Comme Sariné, Laura, notre témoin cinquantenaire, a traversé, elle aussi, trois guerres. Mère durant la première guerre d’Artsakh, elle a été responsable cette fois-ci pour ces petits-enfants. Rescapée des massacres de Bakou en 1988, elle s’était installée en Artsakh, ou bat désormais son cœur, mais où le danger de guerre n’était pas, hélas, resté dans le passé : « Nous attendions la guerre, nous savions qu’ils (les Azéris) viendront récupérer leurs terres ». A la demande de tracer des parallèles entre les deux guerres, la premières et la troisième, elle a répondu sans hésiter que survivre psychologiquement à la première guerre a été plus facile pour elle, car ses enfants, petits, étaient auprès d’elle, et ce n’était que son mari qui était au front, alors que cette fois-ci ces deux fils y étaient également : « Je ne voulais pas sortir de Stepanakert, je comprenais, que je ne peux rien faire pour les soldats, mes fils me disaient qu’il fallait que nous sortions avec les enfants pour qu’ils ne pensent pas sans cesse à nous depuis le front.

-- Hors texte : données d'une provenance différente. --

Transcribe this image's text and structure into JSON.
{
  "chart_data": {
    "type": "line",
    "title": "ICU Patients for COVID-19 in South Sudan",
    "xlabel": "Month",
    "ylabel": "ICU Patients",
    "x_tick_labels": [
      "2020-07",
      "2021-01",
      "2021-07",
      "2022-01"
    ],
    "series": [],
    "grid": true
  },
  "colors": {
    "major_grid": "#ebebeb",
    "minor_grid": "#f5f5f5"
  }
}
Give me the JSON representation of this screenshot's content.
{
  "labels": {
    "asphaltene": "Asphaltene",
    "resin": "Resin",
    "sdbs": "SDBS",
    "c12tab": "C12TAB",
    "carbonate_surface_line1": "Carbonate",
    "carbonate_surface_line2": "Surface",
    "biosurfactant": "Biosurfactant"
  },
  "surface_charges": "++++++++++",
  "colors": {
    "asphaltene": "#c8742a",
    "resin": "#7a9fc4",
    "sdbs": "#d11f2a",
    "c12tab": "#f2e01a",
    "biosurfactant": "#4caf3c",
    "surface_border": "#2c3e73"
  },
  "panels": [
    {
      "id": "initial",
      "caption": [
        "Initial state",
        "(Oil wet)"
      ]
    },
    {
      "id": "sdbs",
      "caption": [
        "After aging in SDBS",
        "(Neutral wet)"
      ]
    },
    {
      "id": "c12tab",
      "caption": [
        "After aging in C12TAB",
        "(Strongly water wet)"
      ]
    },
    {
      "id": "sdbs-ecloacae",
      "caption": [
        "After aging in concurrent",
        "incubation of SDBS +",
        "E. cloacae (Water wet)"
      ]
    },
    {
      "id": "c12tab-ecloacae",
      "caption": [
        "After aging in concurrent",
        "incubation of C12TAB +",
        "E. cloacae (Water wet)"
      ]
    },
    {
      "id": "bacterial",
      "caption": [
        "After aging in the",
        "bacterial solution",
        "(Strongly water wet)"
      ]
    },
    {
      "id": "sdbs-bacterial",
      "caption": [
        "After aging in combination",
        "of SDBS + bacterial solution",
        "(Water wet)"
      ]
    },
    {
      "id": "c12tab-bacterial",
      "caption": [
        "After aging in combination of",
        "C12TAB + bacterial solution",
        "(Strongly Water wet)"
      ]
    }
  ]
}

Je voulais rester au moins pour cuisiner des repas chauds pour eux. Mais finalement, nous avons quitté Artsakh pour protéger mes petits-enfants ». Selon Laura, cette guerre était plus féroce dans tous ces aspects, mais tout d’abord car les soldats n’arrivaient pas à lutter par leurs armes, ce n’était plus « une guerre de mitraillettes », le ciel n’était pas protégé non plus. Les résultats de cette guerre sont également plus atroces pour elle personnellement pour une autre raison : elle ne pourra plus visiter les tombes de ces parents, restées à Hadrout...

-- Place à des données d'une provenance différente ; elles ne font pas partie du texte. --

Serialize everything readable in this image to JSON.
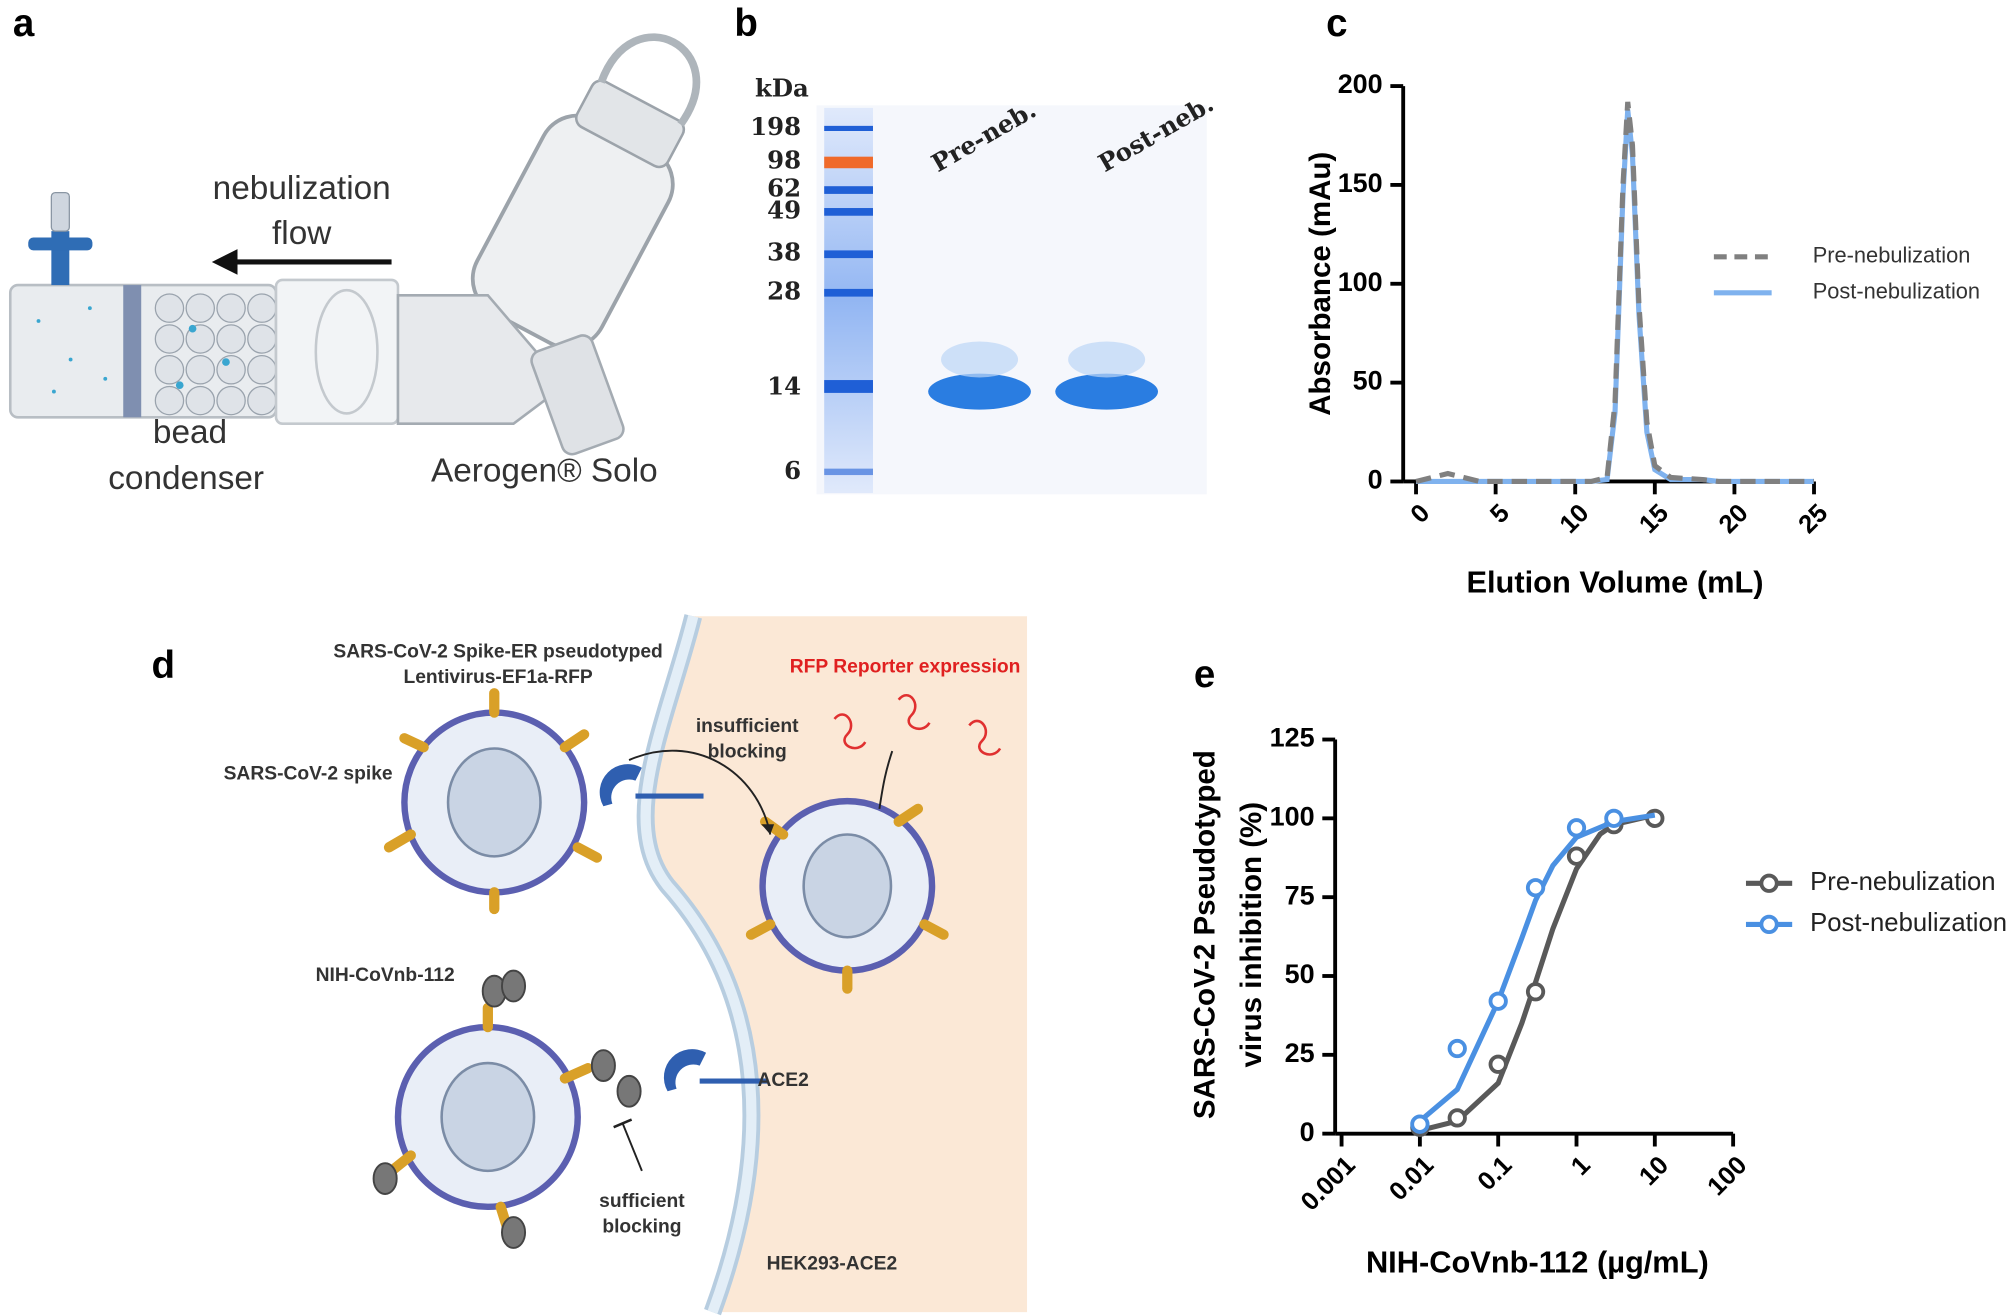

L’histoire qui a le plus marqué Laura durant cette guerre, c’est le miracle qui s’est produit avec ses fils : ce ne sont que ses deux fils qui ont réussi à se sauver de leur bataillon qui était pris en embuscade.

Aujourd’hui, retournée à Stepanakert, l’unique rêve qui lui reste c’est de vivre tranquillement, en paix, dans « la meilleure ville du monde » qu’est Stepanakert pour elle. Elle ne veut ni se souvenir de son passé, ni planifier l’avenir, elle ne vit que dans le jour présent, n’étant pas sûre de la journée de demain. Cependant, elle croit que « si nous sommes restés vivant, nous allons devoir vivre, nous avons, donc, une mission ».

P.S. Le vécu et les tourments de nos quatre témoins, parmi les dizaines de milliers d’autres, qui se font écho, se résument parfaitement dans les quelques lignes du poème de Hovhannes Grigoryan intitulé « Terre natale », un poème que Sariné a sans cesse murmuré comme prière dans son esprit durant les 44 jours de la guerre :

Je chante cette chanson debout,

car tu es celui,

pour la paix de qui on meurt sans hésiter,

car tu es celui,

pour qui on lutte sans ordre,

que l’on nomme unique, qui nous manque de loin,

et qu’on pleure de sa nostalgie dans des cafés étrangers

et sur des navires flottant on ne sait pas où.

Je chante cette chanson du début,

car tu es celui, après la perte de qui,

nous n’aurons plus rien à perdre,

car sans toi, la pluie est de l’eau ordinaire,

les montages-une colline de pierres,

l’amour-de la splendeur superflue

et mettre au monde un fils-un crime.

Je chante cette chanson tête nue,

car tu es celui,

dont la main doit poser sur nos têtes comme une bénédiction,

quand nous prenons le chemin,

quand nous commençons la journée,

quand nous donnons naissance à la ligne et à la pensée…

P. P.S. Laura n'a pas souhaité que sa photo soit publiée. Aujourd'hui, Tatève se prépare pour rentrer à Stepanakert où est déjà rentrée Christine. Sariné est restée à Erevan.